Thursday, August 27, 2009

Cookies n Cream Cupcake

RECIPE
for the cupcakes:
» 1 cup (2 sticks) sweet butter, softened
» 1 cup superfine sugar
» 2 cups self-rising flour
» 1 tsp. baking powder
» 4 eggs
» 1 tsp. vanilla extract
» 10 crushed cream-filled chocolate cookies (I used Oreos)

for the frosting:
» 3 cups confectioners' sugar, sifted
» 1 cup (2 sticks) sweet butter, softened
» pinch of salt
» 10 crushed cream-filled chocolate cookies

Preheat the oven to 350 degrees Fahrenheit (175 degrees Celsius). Place 18 foil or paper baking cups in muffin pans. Combine all the cupcake ingredients except the cookies in a large bowl. Beat with an electric mixer until smooth and pale - about 2-3 minutes. Stir in crushed cookies.

Spoon the batter into the cups and bake for 20 minutes. Remove pans from oven and cool for 5 minutes. Then remove the cupcakes and cool on a wire rack.

To make the frosting, beat the confectioners' sugar, butter, and salt using an electric mixer. Spread the frosting onto the cupcakes and sprinkle the crushed cookies on top.

Store unfrosted in an airtight container for up to 3 days or freeze for up to 3 months.

Dulce de Leche Cheesecake Squares


Dulce de Leche Cheesecake Squares
Time: 9 3/4 hr (includes chilling) (45 minutes active time)
Makes 64 (1-inch) petits fours


For crust
3 1/2 oz graham crackers, crumbled (1cup)
2 tablespoons sugar
3 tablespoons unsalted butter, melted

For filling
1 teaspoon unflavored gelatin (from a 1/4-oz envelope, will just about half of envelope)
1/4 cup whole milk
8 oz cream cheese, softened
2 large eggs
3/8 teaspoon salt
1 cup dulce de leche (12 1/2 oz) (recipe follows)

For glaze
3 oz fine-quality bittersweet chocolate (not unsweetened), coarsely chopped
1/2 stick (1/4 cup) unsalted butter, cut into pieces
2 teaspoons light corn syrup

Make crust: Put oven rack in middle position and preheat oven to 325°F. Line bottom and sides of an 8-inch square baking pan with 2 sheets of foil (crisscrossed), leaving a 2-inch overhang on all sides.

Finely grind crackers with sugar and a pinch of salt in a food processor. With motor running, add butter, blending until combined. Press mixture evenly onto bottom of baking pan. Bake 10 minutes, then cool in pan on a rack 5 minutes.

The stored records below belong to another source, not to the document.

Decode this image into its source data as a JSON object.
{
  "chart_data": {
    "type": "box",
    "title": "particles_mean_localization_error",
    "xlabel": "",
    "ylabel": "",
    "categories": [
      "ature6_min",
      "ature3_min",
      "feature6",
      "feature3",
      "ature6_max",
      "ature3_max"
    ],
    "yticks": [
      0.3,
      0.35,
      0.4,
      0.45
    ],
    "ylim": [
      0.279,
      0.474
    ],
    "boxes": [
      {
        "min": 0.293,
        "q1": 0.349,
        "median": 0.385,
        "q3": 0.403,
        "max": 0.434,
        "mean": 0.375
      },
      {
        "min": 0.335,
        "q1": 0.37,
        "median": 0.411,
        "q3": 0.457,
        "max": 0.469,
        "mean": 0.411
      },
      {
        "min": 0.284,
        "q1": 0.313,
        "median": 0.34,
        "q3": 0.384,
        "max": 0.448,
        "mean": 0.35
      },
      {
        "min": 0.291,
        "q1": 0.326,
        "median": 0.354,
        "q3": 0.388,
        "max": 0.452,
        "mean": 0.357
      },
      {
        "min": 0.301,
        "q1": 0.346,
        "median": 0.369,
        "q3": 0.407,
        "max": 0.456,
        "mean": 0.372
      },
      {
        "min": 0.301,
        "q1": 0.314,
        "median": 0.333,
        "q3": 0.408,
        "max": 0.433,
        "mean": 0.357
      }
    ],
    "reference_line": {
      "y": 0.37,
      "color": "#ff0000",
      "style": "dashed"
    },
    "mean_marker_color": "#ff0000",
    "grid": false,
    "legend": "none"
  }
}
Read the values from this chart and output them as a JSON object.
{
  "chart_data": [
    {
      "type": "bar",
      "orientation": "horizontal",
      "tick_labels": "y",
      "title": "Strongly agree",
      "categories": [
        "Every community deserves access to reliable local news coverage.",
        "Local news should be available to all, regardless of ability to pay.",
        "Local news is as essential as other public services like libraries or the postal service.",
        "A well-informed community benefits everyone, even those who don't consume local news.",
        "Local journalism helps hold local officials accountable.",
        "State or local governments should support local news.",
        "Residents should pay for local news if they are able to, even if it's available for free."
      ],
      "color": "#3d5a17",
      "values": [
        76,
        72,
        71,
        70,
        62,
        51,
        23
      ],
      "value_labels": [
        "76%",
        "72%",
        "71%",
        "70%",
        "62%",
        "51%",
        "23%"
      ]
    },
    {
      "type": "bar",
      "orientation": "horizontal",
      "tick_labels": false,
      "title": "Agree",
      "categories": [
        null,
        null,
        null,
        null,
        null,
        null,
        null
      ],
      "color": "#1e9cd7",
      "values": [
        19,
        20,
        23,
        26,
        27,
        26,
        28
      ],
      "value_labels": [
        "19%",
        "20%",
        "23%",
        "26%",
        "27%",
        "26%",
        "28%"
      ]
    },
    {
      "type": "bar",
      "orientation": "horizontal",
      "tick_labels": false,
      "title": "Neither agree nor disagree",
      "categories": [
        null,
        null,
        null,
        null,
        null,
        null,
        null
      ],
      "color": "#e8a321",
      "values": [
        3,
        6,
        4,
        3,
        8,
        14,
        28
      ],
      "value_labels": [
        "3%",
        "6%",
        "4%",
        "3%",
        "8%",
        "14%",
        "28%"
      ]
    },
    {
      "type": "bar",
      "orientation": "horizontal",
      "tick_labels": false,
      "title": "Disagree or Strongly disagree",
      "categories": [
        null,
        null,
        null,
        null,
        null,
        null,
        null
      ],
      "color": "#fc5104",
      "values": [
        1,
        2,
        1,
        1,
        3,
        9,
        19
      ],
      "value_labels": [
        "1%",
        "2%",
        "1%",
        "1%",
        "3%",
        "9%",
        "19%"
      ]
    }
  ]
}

Make filling: Sprinkle gelatin over milk in a small bowl and let stand 2 minutes to soften. Beat together cream cheese, eggs, salt, and gelatin mixture in a bowl with an electric mixer at medium speed until well combined, about 2 minutes, then stir in dulce de leche gently but thoroughly. Pour filling over crust, smoothing top, then bake in a hot water bath (I was able to fit mine in a 9×13-inch baking pan) in oven until center is just set, about 45 minutes. Cool cheesecake completely in pan on rack, about 2 hours. Chill, covered, at least 6 hours.

Glaze cake within 2 hours of serving: Heat all glaze ingredients in a double boiler or a small metal bowl set over a saucepan of barely simmering water, stirring until smooth, then pour over cheesecake, tilting baking pan to coat top evenly. Chill, uncovered, 30 minutes.

Lift cheesecake from pan using foil overhang and cut into 1-inch squares with a thin knife, wiping off knife after each cut. (Don’t skip this step! A clean knife is essential for uber-neat squares.)

Note: Cheesecake (without glaze) can be chilled up to 3 days.

Dulce de Leche (Milk Caramel)

Pour 1 can (14 oz.) sweetened condensed milk into top of double-boiler pan; cover. Place over boiling water. Cook over low heat, stirring occasionally, for 40 to 50 minutes, or until thick and light caramel-colored.

Remove from heat. Whisk until smooth.